Login events can help unify identity across browser, devices and sessions. In such a sense it is there can be a single user identity for all his/her interaction with your website, regardless of the device s/he used or the fact that he was logged-in or not.
Different approach can be used to handle tying back events happening prior to the login event to the user’s identity.
Cookies matching, is one such technique where if events have been previously been sent to the server they can be tied back to the resolved identity by means of a lookup for instance if we had an anonymous visitor id set up on desktop and mobile which resolved to one logged in identity, the data related to these users could be traced back from the following matching table:
Matching data could be provided to the server on login event and all other data provided using the pseudonymous visitor_id.
Event Push, using the local storage of the browser it is possible to cache browsing event on the browser until one’s identity has been resolved.
The above picture explains how the behavior would work. If a given visitor identified with visitor id 2020, visited the website on 4 occasions. On the first and second sessions that the user would show up on the website, the data would start to get accumulated in the browser storage with no data being pushed to the server. On the third session, until the login event happens the data would continue to be accumulated within the browser but once the login event happened and the user’s identity has been resolved to userid: 123, the data is sent to the server and the event data within the browser storage. On the fourth session, since the identity has been previously resolved the event data can directly be sent to the server.

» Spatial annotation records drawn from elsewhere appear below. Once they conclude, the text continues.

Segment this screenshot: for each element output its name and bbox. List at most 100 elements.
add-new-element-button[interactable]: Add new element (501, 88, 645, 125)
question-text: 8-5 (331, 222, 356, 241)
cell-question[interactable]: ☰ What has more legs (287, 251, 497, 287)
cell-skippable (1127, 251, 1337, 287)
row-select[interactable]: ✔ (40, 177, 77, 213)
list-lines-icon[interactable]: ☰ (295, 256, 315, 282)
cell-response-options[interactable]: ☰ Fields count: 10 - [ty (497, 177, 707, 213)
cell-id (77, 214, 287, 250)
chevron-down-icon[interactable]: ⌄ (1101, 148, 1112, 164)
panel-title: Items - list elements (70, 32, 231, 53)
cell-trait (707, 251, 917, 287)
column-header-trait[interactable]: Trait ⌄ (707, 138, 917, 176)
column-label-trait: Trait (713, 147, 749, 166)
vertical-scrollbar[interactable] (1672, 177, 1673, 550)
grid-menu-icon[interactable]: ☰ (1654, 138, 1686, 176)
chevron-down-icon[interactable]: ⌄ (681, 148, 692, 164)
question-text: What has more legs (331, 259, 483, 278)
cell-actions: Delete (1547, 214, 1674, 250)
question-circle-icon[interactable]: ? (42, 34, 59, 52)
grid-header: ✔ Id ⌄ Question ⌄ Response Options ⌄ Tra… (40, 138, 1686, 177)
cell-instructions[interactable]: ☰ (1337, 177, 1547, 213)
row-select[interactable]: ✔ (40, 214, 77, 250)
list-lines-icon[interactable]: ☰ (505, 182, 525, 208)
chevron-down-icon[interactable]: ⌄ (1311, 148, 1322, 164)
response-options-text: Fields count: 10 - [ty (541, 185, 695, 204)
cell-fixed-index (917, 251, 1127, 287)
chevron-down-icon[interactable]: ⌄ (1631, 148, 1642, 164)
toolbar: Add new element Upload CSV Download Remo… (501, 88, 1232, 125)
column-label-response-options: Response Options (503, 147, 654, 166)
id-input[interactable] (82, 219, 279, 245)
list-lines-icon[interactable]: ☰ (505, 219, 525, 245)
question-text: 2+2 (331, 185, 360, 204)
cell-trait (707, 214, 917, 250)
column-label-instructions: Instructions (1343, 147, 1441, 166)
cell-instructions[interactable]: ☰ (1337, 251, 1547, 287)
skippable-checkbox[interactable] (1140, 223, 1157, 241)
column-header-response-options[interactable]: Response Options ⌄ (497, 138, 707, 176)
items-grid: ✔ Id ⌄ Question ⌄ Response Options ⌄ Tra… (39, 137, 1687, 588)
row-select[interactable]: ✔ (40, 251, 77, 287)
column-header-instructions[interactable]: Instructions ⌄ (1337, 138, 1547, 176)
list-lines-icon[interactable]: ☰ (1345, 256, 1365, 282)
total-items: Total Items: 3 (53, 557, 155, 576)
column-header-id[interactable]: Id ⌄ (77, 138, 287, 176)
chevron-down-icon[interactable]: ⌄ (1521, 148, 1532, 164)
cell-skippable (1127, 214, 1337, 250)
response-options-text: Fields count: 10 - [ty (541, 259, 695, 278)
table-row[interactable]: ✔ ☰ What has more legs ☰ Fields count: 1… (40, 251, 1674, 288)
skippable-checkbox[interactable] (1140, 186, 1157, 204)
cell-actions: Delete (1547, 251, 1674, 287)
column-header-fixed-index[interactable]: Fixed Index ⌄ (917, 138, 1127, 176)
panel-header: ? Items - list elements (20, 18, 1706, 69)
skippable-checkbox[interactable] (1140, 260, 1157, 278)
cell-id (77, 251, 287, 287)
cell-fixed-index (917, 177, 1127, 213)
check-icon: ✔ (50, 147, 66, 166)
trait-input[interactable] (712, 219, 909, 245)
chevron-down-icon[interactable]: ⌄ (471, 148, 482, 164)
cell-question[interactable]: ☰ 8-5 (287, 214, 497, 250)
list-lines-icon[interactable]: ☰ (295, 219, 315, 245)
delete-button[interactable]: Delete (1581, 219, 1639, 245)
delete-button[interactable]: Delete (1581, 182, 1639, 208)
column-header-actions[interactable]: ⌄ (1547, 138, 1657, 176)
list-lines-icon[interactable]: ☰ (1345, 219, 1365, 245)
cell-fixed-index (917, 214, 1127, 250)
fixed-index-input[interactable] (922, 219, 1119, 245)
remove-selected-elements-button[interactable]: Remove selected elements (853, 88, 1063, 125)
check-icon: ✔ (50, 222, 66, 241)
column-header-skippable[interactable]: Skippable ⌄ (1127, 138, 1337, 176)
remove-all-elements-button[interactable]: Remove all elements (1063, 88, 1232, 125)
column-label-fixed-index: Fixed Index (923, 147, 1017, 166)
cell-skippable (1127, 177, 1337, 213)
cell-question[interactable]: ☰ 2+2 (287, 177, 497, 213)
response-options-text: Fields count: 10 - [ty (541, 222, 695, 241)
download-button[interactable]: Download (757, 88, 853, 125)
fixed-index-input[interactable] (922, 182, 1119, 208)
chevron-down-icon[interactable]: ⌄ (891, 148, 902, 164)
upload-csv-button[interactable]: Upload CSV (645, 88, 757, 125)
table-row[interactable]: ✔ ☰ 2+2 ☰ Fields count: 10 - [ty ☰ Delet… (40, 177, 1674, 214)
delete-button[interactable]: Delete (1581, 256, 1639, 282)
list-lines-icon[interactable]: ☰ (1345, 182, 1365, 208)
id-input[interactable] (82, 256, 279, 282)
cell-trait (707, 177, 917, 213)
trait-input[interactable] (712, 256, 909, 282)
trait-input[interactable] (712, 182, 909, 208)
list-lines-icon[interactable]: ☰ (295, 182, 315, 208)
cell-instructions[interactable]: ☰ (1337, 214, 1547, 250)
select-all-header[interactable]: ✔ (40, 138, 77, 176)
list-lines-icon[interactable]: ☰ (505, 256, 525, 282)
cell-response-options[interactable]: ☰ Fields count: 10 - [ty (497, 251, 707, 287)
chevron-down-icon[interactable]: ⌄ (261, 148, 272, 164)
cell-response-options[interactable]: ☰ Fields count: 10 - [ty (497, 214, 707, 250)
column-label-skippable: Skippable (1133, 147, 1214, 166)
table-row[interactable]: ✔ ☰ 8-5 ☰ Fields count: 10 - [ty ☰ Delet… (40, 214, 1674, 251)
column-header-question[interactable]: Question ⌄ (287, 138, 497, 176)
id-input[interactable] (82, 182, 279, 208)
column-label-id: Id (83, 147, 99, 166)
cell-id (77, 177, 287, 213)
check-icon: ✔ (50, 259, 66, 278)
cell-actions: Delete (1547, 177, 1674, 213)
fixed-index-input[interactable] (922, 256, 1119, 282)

At the heart of this data collection effort is the customer profile, a repository of data at user level that contains all the relevant attributes and event history of a customer. This information can be retrieve when a user logs in to personalize his/her experience in a consistent way across devices.
The data in the customer profile, can then be used to fulfill different personalization use case. Retrieving historical data stored in the customer profile for display, retrieving different scores previously computed, or retrieving features needed to feed a recommendation model.
Amazon uses different types of personalization on their website for instance, beside the previously mentioned user-item content block , they also rely on more straightforward personalization mechanism such as such retrieving your browsing history or past purchases.
In the above example, data is extracted from a customer profile to feed a recommendation model. Historical data can be used to provide deeper and more relevant recommendation to the users.
Certain identifiers can be used to match identities across channels. Within omni-channel setup the golden record “360 Customer profile” serves as a holistic view of the customer across all interaction touch point.
Data from marketing and CRM automation software can easily be tied back at customer level using email as a matching key. Tracking identifiers can further be used in these emails to match data from the marketing automation software with website data, potentially offering session matching identifier between the two systems.
Interaction with customer service typically happen in one of three flavor: calls, emails and chat. These interaction points’ data, can integrated using any user or order level identifier. Matching can be done at the time of processing the customer’s request doing a lookup in the system for any provided identifier. When using onsite chat widgets and forum support it is further possible to tie customer contact and requests directly to a session identifier.
For point of sales, loyalty cards and programs allows to have a link from sales to a unique customers, regardless of payment method. Data points such as email address, phone number and/or name & address can be used as identifiers to merge customer data points into a unique profile. In case of card payment, card fingerprints can be used as an additional identifier for matching purposes. These identifiers can be used to merge the available basket purchase data with online data.